I have always thought of Oven Gloves as a long rectangle of fabric with pads at each end.
When I was 11 our sewing class had to make some out of an old curtain. Luckily for me my Mummy was the sort of mummy that had old curtains and was willing to part with them for such purposes. Schools had some daft ideas back then. We had those oven gloves for years and years and years but they seem to have gone to Oven Glove heaven.
What Mummy has now are actual GLOVES made from insulated stuff which feels like suede. It is so obvious to have real gloves isn't it. Such a pity as I only very recently splashed out on a new pair of rectangle type oven gloves after the discovery that slugs love oven gloves and mine developed a hole when washed. I didn't see any real gloves with fingers for sale although they did have big thick mitten type ones.
The very latest thing seems to be silicone oven gloves - no fingers. Fingers does seem obvious doesnt it.
Currently my oven gloves are hidden. Since hiding them there has been no more Slug Trouble, and the one night I relented and put one back in the drawer, a large slug was sitting happily on top of it the next day. So now I used teatowels to remove hot things from the oven and am developing asbestos fingers. But one day this generation of slugs will be dead, and with them will die the secret map to Oven Glove Heaven in Kitchen Drawer, and I can go back to using them again.
Mine are the simple single strip of towelling with a pocket at each end for your hands. Fortunately it hasn't reached the attention of slugs yet.
It's strange the number of creatures that seem to like kitchens though. A daddy long-legs spider found its way into my gas oven recently. I know that because I found it lying browned to a crisp on a baking tray next to some oven chips. That'll teach it!
Nothing so interesting as Usurping Slugs happens to my oven mitts. Generally I simply set them on fire, and then need to purchase new ones.
Eccles, your crisped Daddy Longlegs reminds me of my Biology Professor Bill.
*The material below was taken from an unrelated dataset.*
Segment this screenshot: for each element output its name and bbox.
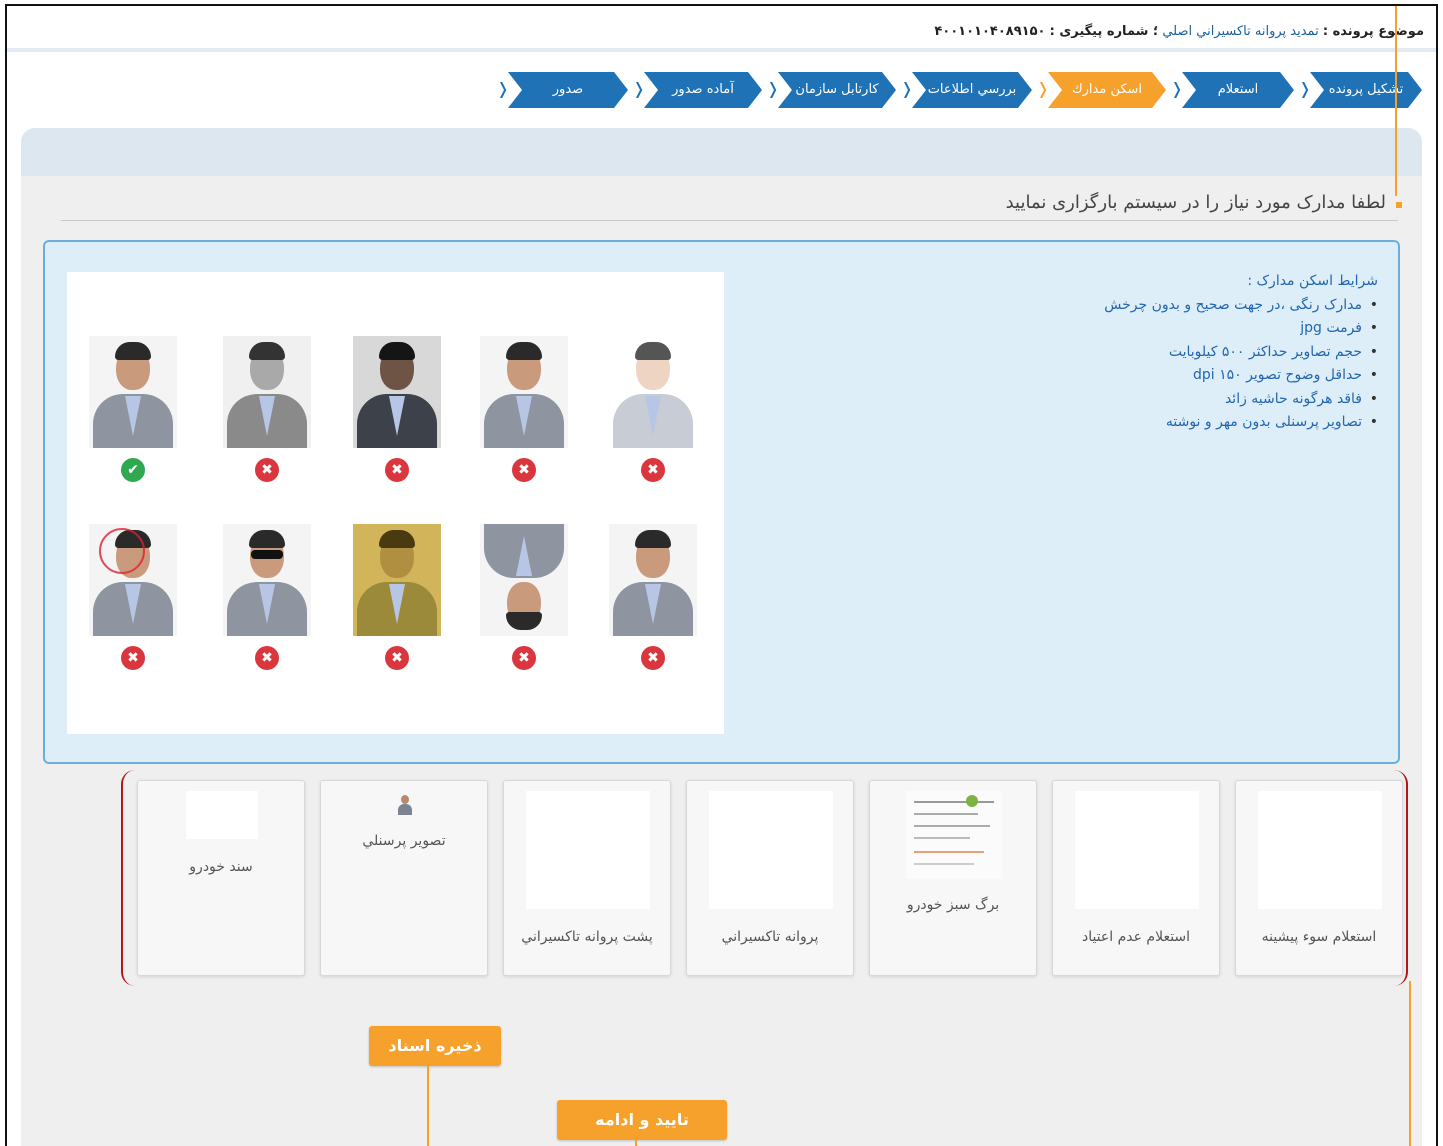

He told the story upon returning from Baja peninsula Mexico. At the end of a successful zoological expedition and return to civilization, the scientists were eating at a Baja restaurant. Bill was served a beefsteak with a largish cockroach accidentally broiled on top. He refused to send it back to the kitchen, saying he preferred to know the exact final resting place of the insect so that he could accurately eat around it. [He felt somehow the kitchen staff, upon being alerted to the bug, would simply remove it in the kitchen and bring the same steak back to Bill.]
Possibly a health risk but it depends on how rare he liked his steaks. My spider was definitely not a health risk as it was well cremated (gas mark 7 for half an hour).